O Jogo ao Vivo

Opinião

Ainda a sondagem

A última sondagem coloca a coligação PSD/CDS e o PS num empate técnico, algo que surpreende quem, no país real, vai sentindo revolta face à governação de Passos Coelho. Claro que é preciso atender às limitações metodológicas que uma sondagem sempre tem, mas importa também não subestimar que essa ponderação das intenções de voto vai formando tendências e, consequentemente, consolidando a opinião pública em torno de certas ideias. Como a de que não se conseguirá atingir uma maioria absoluta.

Sem prejuízo do efeito de questões marginais como o caso Sócrates, o Syriza ou a emigração (qual seria o resultado se os mais de 400 mil que emigraram votassem nos seus distritos?), inclino-me para elencar três ordens de razão para estes resultados.

A primeira é o medo dos portugueses. Aqui o mérito vai inteirinho para a coligação, que conseguiu vergar o povo português através da austeridade e de dois clichés ganhadores: a ideia da culpa, distribuída entre o PS de Sócrates e os portuguesinhos que exageraram nos apartamentos, nos carros e nas férias; e a narrativa do "pequeninos, mas sérios", que nos acomoda à ideia de europeus de segunda, com salários baixos, destinados às tarefas menores que ingleses, franceses e alemães recusam fazer. Assim, amedrontados e resignados, abdicamos da ambição e da autoestima e lá fazemos permanecer os mesmos políticos no Poder.

A segunda ordem de razão é a comunicação da coligação, coadjuvada por um presidente da República sempre solícito para colaborar, mesmo quando está no estrangeiro. Ouvir o primeiro-ministro garantir que não convidou à emigração, que não aumentou o IVA e que os cortes não afetaram os mais pobres encaixa numa impensável reengenharia da mensagem política. Parece, contudo, que a mentira compensa, pelo menos nas sondagens.

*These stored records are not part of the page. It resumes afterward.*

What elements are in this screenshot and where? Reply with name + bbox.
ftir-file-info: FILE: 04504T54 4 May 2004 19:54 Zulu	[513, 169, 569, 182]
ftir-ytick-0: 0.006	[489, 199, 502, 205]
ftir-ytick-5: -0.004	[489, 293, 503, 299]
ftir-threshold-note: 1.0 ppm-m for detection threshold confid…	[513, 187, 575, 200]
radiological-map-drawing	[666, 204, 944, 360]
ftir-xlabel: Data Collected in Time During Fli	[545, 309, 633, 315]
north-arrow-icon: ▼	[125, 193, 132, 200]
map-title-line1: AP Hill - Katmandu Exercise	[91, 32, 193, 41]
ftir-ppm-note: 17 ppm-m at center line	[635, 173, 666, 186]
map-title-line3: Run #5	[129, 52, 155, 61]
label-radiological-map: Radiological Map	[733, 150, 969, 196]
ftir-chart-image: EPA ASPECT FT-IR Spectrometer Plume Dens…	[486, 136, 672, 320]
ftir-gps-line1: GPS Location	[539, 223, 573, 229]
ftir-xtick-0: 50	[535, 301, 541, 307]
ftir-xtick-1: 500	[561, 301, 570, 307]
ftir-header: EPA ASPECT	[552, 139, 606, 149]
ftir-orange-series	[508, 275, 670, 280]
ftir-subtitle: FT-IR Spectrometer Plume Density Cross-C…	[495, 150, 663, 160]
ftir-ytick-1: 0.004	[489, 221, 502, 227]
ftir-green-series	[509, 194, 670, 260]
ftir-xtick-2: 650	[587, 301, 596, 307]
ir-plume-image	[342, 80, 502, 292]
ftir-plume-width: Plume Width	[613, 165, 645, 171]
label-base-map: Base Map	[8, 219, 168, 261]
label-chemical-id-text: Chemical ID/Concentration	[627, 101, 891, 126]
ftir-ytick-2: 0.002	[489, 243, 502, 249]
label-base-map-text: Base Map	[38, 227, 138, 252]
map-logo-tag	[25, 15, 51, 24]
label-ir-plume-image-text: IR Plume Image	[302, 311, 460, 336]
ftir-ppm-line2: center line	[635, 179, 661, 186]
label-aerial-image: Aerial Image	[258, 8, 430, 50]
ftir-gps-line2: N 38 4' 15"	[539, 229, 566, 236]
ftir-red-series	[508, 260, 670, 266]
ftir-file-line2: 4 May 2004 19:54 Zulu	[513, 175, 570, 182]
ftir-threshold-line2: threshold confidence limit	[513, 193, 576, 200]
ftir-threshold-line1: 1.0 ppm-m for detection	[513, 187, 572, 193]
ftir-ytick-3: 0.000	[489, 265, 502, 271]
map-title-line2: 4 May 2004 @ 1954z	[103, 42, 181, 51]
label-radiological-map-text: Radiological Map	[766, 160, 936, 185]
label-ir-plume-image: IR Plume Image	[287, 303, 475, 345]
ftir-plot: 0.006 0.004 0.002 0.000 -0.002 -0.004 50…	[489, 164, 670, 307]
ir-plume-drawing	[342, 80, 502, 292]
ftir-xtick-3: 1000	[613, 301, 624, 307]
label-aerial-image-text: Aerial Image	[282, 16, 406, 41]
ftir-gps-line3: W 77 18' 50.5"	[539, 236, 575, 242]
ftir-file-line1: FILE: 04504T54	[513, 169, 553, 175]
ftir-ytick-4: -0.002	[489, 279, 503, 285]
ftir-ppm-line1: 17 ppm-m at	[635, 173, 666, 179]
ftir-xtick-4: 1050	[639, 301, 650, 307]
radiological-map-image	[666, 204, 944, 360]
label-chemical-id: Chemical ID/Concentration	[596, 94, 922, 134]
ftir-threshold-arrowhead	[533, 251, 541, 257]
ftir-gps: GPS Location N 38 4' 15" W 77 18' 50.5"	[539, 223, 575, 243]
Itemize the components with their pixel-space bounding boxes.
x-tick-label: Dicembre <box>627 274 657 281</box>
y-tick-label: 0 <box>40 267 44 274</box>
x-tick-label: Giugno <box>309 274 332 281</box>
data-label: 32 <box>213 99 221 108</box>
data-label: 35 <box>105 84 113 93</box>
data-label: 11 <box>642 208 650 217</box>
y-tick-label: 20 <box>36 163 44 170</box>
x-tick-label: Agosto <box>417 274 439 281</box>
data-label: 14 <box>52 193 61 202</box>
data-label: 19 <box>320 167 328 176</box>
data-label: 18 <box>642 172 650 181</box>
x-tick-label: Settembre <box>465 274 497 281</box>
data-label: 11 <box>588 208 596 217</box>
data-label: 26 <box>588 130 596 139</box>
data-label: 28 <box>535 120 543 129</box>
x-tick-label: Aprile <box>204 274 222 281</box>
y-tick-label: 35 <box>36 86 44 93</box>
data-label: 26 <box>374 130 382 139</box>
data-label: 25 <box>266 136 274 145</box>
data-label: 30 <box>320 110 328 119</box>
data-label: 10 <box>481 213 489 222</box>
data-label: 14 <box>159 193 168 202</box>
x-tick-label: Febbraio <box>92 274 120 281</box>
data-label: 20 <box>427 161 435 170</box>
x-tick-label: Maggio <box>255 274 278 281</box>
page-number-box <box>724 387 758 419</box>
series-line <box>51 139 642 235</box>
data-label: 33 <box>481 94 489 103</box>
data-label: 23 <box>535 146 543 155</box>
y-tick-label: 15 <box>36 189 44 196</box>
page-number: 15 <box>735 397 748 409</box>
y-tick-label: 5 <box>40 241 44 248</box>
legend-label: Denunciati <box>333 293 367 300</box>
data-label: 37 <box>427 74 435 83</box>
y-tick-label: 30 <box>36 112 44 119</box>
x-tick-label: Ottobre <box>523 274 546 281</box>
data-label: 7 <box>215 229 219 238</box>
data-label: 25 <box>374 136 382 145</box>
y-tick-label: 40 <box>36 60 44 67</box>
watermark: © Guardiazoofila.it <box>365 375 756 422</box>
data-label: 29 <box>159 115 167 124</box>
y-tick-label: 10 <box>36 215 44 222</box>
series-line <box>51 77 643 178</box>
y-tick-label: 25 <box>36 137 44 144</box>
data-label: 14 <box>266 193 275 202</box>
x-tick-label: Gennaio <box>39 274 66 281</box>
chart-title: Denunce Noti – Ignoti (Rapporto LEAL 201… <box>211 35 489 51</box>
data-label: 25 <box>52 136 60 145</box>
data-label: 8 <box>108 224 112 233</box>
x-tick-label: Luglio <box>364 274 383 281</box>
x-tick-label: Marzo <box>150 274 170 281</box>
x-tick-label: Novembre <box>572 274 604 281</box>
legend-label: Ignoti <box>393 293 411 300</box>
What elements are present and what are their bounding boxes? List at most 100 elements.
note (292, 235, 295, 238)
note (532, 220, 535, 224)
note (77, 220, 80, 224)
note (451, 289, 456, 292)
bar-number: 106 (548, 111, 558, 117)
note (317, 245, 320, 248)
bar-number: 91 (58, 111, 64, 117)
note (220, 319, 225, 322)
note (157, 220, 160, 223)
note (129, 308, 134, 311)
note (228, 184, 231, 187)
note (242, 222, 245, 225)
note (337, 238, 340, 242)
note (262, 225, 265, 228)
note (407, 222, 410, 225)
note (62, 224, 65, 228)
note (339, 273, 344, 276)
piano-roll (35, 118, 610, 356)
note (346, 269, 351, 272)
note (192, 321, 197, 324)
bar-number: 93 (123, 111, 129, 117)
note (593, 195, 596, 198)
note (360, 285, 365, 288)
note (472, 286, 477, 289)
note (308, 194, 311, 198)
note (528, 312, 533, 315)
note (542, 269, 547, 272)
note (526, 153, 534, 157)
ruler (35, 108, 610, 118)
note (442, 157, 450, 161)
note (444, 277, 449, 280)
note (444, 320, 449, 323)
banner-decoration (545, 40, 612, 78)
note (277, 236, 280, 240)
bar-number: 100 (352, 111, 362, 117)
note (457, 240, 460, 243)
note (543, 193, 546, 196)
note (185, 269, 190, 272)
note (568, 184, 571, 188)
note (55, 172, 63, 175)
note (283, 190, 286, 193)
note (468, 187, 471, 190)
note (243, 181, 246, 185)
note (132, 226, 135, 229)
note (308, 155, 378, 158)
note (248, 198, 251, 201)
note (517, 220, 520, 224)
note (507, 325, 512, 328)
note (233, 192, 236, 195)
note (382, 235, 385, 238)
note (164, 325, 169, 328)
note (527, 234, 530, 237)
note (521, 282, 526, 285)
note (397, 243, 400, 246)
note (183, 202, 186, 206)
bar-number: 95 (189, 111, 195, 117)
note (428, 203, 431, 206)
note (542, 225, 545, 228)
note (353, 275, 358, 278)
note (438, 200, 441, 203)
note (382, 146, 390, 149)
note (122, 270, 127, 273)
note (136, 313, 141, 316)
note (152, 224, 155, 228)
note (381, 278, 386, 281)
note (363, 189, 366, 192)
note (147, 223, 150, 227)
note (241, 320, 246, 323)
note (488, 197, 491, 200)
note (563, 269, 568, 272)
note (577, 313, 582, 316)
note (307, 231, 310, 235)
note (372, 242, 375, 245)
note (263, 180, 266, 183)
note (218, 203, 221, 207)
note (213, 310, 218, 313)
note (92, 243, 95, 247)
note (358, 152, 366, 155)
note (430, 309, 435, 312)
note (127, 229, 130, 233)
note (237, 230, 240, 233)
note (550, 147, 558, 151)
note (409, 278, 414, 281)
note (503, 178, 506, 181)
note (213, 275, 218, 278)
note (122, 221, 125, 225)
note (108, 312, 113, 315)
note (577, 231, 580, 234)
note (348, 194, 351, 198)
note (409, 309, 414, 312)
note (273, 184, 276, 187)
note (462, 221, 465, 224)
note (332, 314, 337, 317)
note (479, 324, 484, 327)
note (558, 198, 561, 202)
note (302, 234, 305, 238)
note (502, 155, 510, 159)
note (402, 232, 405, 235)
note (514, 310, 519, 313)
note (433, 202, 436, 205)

Por fim, a organização do PS, pouco eficaz na exploração das lacunas da governação e na apresentação das suas propostas. A elaboração do seu programa a partir de um cenário macroeconómico é, do ponto de vista técnico, credível e correta, e está nos antípodas da abordagem irresponsável e pouco séria de Passos Coelho em 2011. O problema é que é preciso traduzir essa tecnicidade para uma linguagem mais próxima do eleitor, para que não se caia em equívocos como o da redução temporária da TSU, dificilmente entendível pelo comum dos portugueses. Noutra linha, existem fragilidade em áreas da governação que escapam ao escrutínio do PS, de que é exemplo a nova ministra da Administração Interna cuja escolha para a pasta ninguém conseguiu perceber de tão errática que tem sido a sua atuação.